The fading of Arvind Kejriwal after the big battle of 2014 has also left the media wondering on how to get the next big thing. It was in this situation that the Vaidik episode unfolded and it was a meatball for the hungry media. The editor-in-chief we talked about earlier made it a point to revive his 'patriotic' self and slammed Vaidik in his prime time debate.
We though don't know the reason for what Vaidik participated in the programme for he surely would have known how it feels to be at the receiving end of that so-called debate telecast. May be he, too, wanted some quick publicity as he sought by making unnecessary statements that Kashmir can be made independent after his controversial meeting with the 26/11 mastermind.Media's hyper-patriotism has hit nation's interest
But even if Vaidik has tried to ride the media wave even at the expense of his own dignity, it is the hyper-active Indian media which is responsible for ruining their habits. The Indian media loves to exhibit its hyper-patriotism at the drop of a hat and Vaidik was another reason for the muscle-flexing. But all this drama has made us look fools at the end of the day and has only allowed some precious moments in governance go waste.
The Indian media loves to celebrate stubborn borders with neighbours: This shows India to be intolerant
The mainstream Indian media loves to celebrate borders with neighbouring states to highlight its pesudo-nationalism but in its over-excitement in doing so, it could ruin all the hard work the accountable establishment does to improve its image in the vicinity. If India aims to address the 26/11 terror attack meangingfully, it can do so only by engaging more with Pakistan and not by reducing itself into a laughing stock just by feeding the false ego of some studio-bound journalists.
Media's patriotism will vanish the moment India win a cricket match or a rape happens in a big city
If Vaidik has spoken to Saeed Hafiz, what's the matter? Journalists, after all, bridge the divide
If Vaidik has met Saeed in the capacity of a journalist or a whether he was sent by the government of whether he is trying to prove his competence to become a government emissary is absolutely irrelevant. If he has met Saeed to engage him in talks, it makes perfect sense. A lot of journalists meet Maoist leaders in deep jungles for exclusive stories. Are they all terrorists?
If Vaidik is an issue, a bigger issue is: What India's security apparatus was doing when Kasab's gang entered Mumbai?

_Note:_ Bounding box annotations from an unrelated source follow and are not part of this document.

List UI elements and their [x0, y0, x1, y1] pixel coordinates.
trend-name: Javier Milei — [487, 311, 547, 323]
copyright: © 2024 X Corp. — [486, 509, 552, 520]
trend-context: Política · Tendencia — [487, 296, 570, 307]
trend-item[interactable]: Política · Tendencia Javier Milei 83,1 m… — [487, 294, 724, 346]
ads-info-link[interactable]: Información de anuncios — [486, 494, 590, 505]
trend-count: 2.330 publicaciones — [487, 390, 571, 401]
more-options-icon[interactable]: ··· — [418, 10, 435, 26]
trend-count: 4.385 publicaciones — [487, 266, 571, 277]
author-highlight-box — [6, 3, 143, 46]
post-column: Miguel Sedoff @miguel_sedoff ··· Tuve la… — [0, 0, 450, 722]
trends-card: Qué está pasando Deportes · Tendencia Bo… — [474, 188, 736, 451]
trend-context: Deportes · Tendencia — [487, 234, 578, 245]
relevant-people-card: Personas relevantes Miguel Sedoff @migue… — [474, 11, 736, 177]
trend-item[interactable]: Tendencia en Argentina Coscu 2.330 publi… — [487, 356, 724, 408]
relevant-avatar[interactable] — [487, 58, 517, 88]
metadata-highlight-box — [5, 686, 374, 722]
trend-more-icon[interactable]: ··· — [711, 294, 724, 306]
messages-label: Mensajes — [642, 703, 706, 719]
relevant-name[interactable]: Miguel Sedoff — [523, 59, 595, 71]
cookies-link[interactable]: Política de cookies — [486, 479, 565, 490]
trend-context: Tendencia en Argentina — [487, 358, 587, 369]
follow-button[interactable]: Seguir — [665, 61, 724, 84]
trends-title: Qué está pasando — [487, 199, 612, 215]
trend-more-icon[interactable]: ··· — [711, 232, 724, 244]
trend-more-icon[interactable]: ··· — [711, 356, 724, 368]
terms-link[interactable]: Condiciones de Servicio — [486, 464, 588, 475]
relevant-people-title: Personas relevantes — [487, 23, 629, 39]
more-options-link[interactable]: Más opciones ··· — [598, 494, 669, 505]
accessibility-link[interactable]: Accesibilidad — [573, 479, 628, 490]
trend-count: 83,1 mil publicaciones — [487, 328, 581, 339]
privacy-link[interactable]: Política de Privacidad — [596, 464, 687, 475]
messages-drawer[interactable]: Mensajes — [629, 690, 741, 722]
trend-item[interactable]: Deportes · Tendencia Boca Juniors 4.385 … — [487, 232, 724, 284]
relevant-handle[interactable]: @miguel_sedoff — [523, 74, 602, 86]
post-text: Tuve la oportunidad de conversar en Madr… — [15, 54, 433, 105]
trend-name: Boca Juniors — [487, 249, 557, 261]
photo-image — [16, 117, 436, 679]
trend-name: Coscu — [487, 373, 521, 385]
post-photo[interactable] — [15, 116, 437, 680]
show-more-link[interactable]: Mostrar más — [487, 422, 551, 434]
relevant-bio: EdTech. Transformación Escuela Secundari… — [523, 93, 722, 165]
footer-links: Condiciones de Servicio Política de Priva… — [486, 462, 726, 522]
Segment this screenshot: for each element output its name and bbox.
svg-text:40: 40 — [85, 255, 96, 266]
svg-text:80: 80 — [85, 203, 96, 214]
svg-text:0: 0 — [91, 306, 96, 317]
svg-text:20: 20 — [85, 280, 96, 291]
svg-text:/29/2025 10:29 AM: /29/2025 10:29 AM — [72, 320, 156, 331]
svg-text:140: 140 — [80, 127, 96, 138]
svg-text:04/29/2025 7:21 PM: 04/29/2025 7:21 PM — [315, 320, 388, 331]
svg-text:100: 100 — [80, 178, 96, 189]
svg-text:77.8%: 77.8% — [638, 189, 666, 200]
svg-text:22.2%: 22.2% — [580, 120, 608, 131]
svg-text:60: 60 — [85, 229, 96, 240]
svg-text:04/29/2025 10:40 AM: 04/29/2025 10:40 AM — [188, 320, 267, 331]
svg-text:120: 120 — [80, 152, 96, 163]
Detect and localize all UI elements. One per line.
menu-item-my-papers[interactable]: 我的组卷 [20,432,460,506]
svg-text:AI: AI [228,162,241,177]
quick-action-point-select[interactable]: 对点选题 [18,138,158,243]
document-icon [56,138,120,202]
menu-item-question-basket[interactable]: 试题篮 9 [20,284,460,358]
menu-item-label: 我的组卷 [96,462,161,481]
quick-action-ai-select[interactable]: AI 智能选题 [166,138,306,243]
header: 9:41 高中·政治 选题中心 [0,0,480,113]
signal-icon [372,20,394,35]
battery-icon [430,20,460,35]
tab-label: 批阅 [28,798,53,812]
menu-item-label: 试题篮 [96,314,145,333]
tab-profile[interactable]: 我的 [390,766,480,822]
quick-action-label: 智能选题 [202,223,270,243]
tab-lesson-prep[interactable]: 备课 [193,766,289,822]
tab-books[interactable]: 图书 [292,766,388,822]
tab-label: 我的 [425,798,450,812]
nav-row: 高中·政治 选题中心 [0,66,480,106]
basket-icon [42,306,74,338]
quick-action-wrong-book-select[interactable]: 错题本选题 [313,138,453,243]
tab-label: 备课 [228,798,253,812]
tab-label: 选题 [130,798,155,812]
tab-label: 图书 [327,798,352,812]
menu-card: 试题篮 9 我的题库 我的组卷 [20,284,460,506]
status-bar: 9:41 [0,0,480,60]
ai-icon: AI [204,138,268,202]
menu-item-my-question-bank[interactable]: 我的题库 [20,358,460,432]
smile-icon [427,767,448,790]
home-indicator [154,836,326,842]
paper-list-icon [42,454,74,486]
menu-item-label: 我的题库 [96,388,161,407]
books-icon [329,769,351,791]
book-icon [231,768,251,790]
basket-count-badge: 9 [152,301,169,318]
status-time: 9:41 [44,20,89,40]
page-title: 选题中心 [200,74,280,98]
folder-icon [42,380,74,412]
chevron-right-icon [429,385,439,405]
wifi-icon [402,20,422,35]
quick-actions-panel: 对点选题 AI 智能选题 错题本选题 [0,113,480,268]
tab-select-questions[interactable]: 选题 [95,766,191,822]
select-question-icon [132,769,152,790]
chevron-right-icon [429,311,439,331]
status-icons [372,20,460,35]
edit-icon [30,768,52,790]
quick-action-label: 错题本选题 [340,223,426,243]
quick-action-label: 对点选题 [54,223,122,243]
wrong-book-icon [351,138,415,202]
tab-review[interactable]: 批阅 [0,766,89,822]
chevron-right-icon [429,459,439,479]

If Hafiz Saeed managed to kill several people in Mumbai on that fateful night of November 26, 2008, a bigger question can be asked: What was India's security apparatus doing on that night as Ajmal Kasab and his men managed to enter the country through the Maximum City and not any remote border village?
All noise leads to a big zero
India has only thumped its chest so far on the issue of catching hold of Hafiz Saeed while the media has generated a lot of noise in the domestic circles. The end result has been a big zero. If unconventional ways can bring a positive result, why dislike it?
If India's political establishment is hoping to turn things around under a new leadership, the media also needs to get its act right. Staging drama in the name of journalism can prove to be self-defeating in a big way.